Już 29 listopada poznamy zwycięzcę niezwykle prestiżowej nagrody piłkarskiej, czyli Złotej Piłki. Wśród faworytów do zdobycia jej nie mogło oczywiście zabraknąć Roberta LewandowskiegoLionela Messiego czy Jorginho.

Artur Wichniarek w swoim najnowszym tekście dla  "Przeglądu Sportowego" stwierdził jednak, że Polak jest poza zasięgiem reszty kandydatów.

- Myślę, że wielu wybitnych piłkarzy, którzy nie grają, a wypowiadają się na temat tego plebiscytu, w ogromnej większości wskazują na Roberta.
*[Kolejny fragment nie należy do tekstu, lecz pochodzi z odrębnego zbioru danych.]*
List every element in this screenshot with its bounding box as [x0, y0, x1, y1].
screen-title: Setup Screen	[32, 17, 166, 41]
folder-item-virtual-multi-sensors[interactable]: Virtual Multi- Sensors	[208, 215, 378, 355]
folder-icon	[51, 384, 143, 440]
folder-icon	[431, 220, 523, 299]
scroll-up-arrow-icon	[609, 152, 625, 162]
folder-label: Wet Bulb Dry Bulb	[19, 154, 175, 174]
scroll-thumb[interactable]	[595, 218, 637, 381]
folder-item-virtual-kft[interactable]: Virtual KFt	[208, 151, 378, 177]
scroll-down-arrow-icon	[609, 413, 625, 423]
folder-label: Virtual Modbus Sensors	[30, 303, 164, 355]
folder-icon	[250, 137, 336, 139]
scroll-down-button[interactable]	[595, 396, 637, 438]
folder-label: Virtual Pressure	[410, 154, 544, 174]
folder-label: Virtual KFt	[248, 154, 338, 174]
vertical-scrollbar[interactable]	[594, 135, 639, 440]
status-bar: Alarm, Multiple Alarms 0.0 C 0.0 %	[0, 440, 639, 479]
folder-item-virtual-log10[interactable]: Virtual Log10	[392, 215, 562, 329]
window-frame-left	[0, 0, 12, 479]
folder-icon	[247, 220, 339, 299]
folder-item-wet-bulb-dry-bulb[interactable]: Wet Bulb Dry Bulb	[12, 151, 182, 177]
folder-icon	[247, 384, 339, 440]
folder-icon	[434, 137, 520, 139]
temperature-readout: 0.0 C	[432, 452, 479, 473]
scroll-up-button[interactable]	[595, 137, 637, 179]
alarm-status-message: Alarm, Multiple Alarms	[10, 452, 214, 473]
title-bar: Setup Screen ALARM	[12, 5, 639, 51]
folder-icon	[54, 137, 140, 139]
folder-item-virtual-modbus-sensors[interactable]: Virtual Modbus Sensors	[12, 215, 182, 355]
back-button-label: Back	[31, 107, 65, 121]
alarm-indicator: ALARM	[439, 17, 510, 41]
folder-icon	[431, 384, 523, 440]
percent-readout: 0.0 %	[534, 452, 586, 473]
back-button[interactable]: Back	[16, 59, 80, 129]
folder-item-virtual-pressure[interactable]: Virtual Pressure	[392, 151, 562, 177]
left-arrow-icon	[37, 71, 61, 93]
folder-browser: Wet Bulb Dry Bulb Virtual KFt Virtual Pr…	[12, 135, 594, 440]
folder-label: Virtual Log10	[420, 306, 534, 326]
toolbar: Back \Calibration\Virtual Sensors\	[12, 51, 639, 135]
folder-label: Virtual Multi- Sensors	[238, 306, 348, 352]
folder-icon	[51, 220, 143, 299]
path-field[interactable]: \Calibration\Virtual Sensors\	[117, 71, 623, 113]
Polakowi należy się ten tytuł, jak nikomu innemu. Powinien wygrać Lewandowski, a nie Messi, nawet biorąc pod uwagę nieudany turniej mistrzostw Europy w wykonaniu naszej reprezentacji. To, że kapitan Biało-Czerwonych jest najlepszym napastnikiem na świecie, wiemy od dawna, ale od kilku lat jest też jednym z najlepszych piłkarzy - stwierdził były reprezentant Polski.

ZOBACZ WIDEO: #dziejesiewsporcie: Messi sprzedaje luksusowy apartament. Zrobi niezły interes 

Lewandowski nie zatrzymuje się i stale powiększa swój dorobek bramkowy. W 12 meczach Bundesligi tego sezonu zdobył aż 14 goli. Dla porównania, w poprzedniej kampanii ligowej aż 41 razy umieścił piłkę w siatce rywali.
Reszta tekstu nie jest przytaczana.